Kamil Altan

Personal information
- Date of birth: 7 April 1924
- Place of birth: Istanbul, Turkey
- Date of death: 25 February 2011 (aged 86)
- Place of death: Istanbul, Turkey
- Height: 1.71 m (5 ft 7 in)
- Position(s): Defender

Senior career*
- Years: Team / Apps / (Gls)
- 0000–1952: Eyüpspor
- 1952–1958: Galatasaray / 15 / (10)
- 1958–1960: Taksim

International career
- 1952: Turkey / 1 / (0)

= Kamil Altan =

Turkish footballer

Kamil Altan (7 April 1924 - 25 February 2011) was a Turkish footballer. He competed in the men's tournament at the 1952 Summer Olympics.

==Career==
Prior to the 1952–53 season, Altan moved from Eyüpspor to Galatasaray, where he played until the end of the 1959–60 season. He scored one goal in 59 league appearances for the club. In the 1954–55 and 1955–56 seasons, he was part of the teams winning the Istanbul Football League. He then signed with Taksim, playing there until 1960.

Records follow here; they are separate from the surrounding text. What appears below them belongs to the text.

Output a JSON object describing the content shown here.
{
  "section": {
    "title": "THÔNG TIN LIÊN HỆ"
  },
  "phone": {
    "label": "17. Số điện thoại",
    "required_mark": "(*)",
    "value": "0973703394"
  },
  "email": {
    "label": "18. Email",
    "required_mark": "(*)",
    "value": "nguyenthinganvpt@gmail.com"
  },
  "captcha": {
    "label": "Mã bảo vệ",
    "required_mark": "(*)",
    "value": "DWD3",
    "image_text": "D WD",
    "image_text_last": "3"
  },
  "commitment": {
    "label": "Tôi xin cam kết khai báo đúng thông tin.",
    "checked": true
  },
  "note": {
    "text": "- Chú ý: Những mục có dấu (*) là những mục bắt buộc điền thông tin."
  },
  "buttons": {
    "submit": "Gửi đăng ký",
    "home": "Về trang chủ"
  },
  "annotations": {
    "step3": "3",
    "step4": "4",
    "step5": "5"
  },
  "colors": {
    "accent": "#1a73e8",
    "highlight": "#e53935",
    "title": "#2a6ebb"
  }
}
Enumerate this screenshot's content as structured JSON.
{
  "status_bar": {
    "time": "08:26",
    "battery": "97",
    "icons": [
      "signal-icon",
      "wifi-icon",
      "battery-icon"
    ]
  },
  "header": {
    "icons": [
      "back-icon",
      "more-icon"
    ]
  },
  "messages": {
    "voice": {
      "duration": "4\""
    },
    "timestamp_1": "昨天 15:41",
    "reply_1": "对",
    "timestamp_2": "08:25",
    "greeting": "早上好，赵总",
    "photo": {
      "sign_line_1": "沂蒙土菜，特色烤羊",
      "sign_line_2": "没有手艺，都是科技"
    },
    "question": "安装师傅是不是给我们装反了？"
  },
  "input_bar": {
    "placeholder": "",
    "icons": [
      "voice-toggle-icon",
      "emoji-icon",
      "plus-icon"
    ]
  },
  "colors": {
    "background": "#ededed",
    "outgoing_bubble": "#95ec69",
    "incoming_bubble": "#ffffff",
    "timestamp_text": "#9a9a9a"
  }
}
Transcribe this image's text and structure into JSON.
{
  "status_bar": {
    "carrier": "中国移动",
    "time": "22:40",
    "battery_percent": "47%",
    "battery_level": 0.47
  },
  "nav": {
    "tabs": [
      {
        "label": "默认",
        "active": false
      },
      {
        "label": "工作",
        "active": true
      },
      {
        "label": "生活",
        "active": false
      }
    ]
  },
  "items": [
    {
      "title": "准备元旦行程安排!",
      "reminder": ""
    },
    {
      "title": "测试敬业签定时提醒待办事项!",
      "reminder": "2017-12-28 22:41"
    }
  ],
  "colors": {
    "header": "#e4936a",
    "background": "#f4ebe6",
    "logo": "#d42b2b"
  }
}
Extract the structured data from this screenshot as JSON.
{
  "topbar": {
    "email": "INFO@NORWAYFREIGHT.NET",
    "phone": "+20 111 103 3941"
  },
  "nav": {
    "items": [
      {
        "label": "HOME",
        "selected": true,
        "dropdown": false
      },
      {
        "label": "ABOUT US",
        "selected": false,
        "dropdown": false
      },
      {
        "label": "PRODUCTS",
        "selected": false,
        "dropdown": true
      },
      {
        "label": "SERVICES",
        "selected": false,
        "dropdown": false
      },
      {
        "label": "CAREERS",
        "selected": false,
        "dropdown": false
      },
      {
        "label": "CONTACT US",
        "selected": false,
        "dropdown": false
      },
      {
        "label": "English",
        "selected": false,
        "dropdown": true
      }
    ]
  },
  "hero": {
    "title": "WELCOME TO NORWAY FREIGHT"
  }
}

After ending his football career, he became coach of Galatasaray's youth team in 1961. After staying in this position for a while, he was the manager of Tophane Tayfunspor, an amateur team, in the 1970s.

==Personal life==
Altan died on 25 February 2011. He was buried in Selimpaşa Cemetery after noon prayers at the Teşvikiye Mosque on 27 February.